Nous avons vu que la réaction de nombreux gouvernements pendant cette pandémie a été d’augmenter les dépenses publiques pour les systèmes de santé et de distribuer de l’argent aux secteurs économiques touchés. Les ministères des finances sont traversés par une sorte de vague néokeynésienne en réponse à cette crise.

À transform!, nous faisons l’analyse qu’il ne s’agit pas de revenir à Keynes, mais de proposer, en partant des paramètres de la crise, que la sortie de crise vienne d’une vision réaliste de la démocratie économique, de la propriété sociale. Une idée que nous puisons dans le mouvement environnemental et la théorie des biens communs, c’est-à-dire que la santé, l’éducation, mais aussi l’eau, l’énergie, le logement… sont pensés comme des biens communs qui nous mettent au défi de les gérer de manière démocratique et participative. Débattre du rôle de l’État, du secteur public, de l’orientation démocratique des fonds de relance, de l’économie sociale. Nous comprenons que, pour que la démocratie l’emporte sur les marchés, il est nécessaire de contester l’hégémonie de la propriété privée dans la concurrence comme seul gestionnaire de la réalité.

Parce que, en plus, c’est inévitable : la catastrophe climatique conduit inévitablement à un changement de cap dans la façon de produire et de consommer dans le monde, et il est évident que cette transformation socio-écologique ne se fera pas par le marché libre, au contraire, elle ne peut se faire qu’à partir de l’intervention publique ou démocratique dans la décision économique.
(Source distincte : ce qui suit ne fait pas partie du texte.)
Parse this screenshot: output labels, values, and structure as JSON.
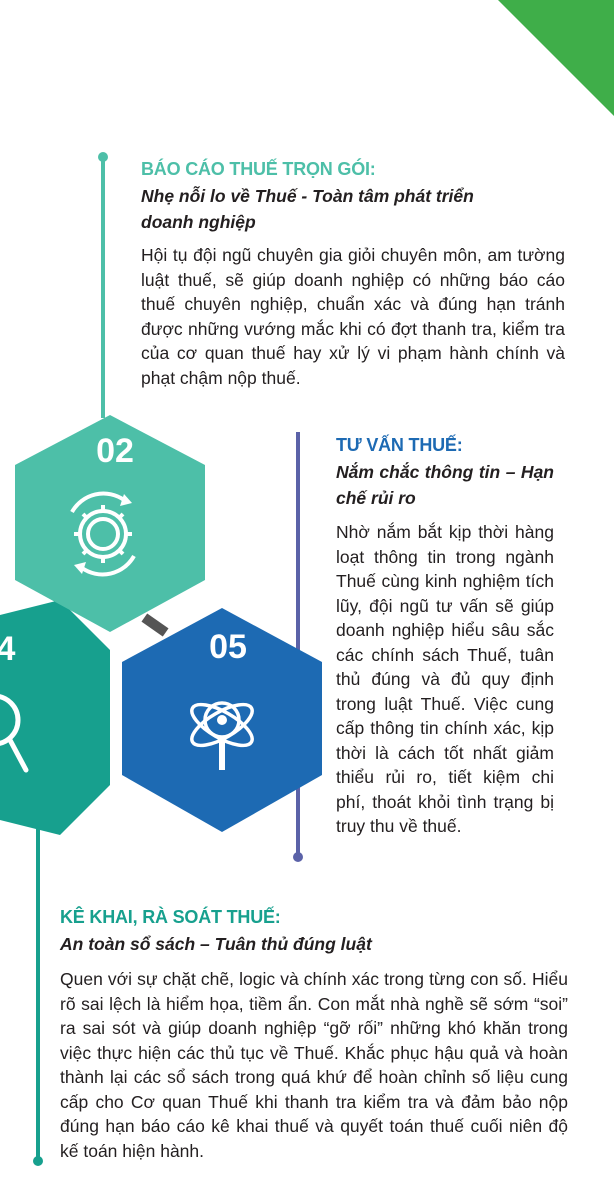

Nous devons repenser des propositions comme celle-ci, car même l’OCDE met en garde contre un changement profond de l’économie, en parlant d’une double transformation : la tendance au capitalisme vert et au capitalisme numérique ; tous deux nous obligent à repenser le monde dans une perspective de transformation qui, de notre point de vue, doit être socialiste, féministe et écologiste. La concentration du capital s’accélère, renforçant le pouvoir oligopolistique des grandes entreprises, notamment dans l’économie des plateformes, qui nous mettent au défi d’agir en faveur d’une démocratisation des processus de décision économique. Les petites et moyennes entreprises sont l’un des grands perdants de cette crise et sont gravement touchées par les blocages, générant encore plus d’incertitude quant aux formes politiques pouvant exprimer le mécontentement.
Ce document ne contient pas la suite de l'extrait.